Kyoto abounds with wonderful textile traditions that have been skillfully blended to create treasures like the 19th century kimono shown above, where the subtle use of dyes have created a wispy cloud-like texture as the background for this fabulous embroidered garden. In its day, such a kimono was probably worn by a lady-in-waiting of the imperial court, but is now the property of Kyoto National Museum.
Smaller exhibitions of embroidery shown at Shishu-Yakata, The Embroidery Museum and School of Kyoto include both modern and historical pieces. A 40-minute course in Japanese-style hand embroidery is offered at a nominal fee. The museum school also offer classes in making a Japanese pastry called Yatsuhachi-an, a fresh rice flour dough filled with sweetened bean paste.
The classical Japanese embroidery used to decorate kimono worn by members of the imperial court was adapted from techniques that spread from China and Korea some 12 to 13 hundred years ago and requires the mastery of approximately 46 different stitches or stitch combinations. These elegant embroideries are generally stitched with a fine silk filament on silk or a fine linen-like ramie and featuring birds, flowers or scenes from poetry or classical literature.

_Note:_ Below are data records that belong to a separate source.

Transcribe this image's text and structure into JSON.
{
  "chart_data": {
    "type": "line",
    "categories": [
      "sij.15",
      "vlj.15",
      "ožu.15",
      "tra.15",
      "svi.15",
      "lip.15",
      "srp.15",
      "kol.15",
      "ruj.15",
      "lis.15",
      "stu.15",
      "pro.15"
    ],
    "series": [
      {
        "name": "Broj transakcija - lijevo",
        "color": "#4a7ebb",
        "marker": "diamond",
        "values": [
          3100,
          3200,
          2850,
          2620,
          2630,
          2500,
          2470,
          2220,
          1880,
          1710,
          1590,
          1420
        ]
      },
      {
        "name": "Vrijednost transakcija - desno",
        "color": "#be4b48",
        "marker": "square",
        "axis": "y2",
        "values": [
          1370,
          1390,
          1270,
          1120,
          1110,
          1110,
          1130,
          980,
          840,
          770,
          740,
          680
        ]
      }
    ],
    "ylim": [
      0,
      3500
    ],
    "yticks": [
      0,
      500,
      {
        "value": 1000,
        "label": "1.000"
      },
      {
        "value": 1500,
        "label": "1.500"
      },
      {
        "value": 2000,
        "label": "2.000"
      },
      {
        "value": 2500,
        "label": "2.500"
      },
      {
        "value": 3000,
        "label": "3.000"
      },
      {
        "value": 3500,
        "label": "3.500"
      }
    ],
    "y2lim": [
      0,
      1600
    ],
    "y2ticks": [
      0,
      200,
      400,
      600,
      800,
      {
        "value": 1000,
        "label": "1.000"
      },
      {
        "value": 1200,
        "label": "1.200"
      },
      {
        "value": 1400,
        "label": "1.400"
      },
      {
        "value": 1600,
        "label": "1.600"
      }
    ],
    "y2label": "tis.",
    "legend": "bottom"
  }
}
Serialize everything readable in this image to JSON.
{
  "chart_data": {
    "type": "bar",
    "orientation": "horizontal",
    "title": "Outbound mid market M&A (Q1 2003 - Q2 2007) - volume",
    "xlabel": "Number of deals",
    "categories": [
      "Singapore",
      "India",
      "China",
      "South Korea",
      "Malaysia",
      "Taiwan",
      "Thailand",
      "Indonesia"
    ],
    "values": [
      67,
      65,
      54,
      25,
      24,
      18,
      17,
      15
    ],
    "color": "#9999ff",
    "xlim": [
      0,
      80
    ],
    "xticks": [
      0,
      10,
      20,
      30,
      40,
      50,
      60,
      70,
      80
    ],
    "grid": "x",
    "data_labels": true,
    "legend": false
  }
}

Of course, there are also many other wonderful Japanese embroidery traditions such as sashiko and kogen that were used by farmers and fisherman to repair, reinforce or pad their clothing. These clothes were often made of coarse indigo-dyed hemp fabrics and stitched with a sturdy white thread, creating a special rustic beauty all their own. But I’ll save a discussion of that for another post.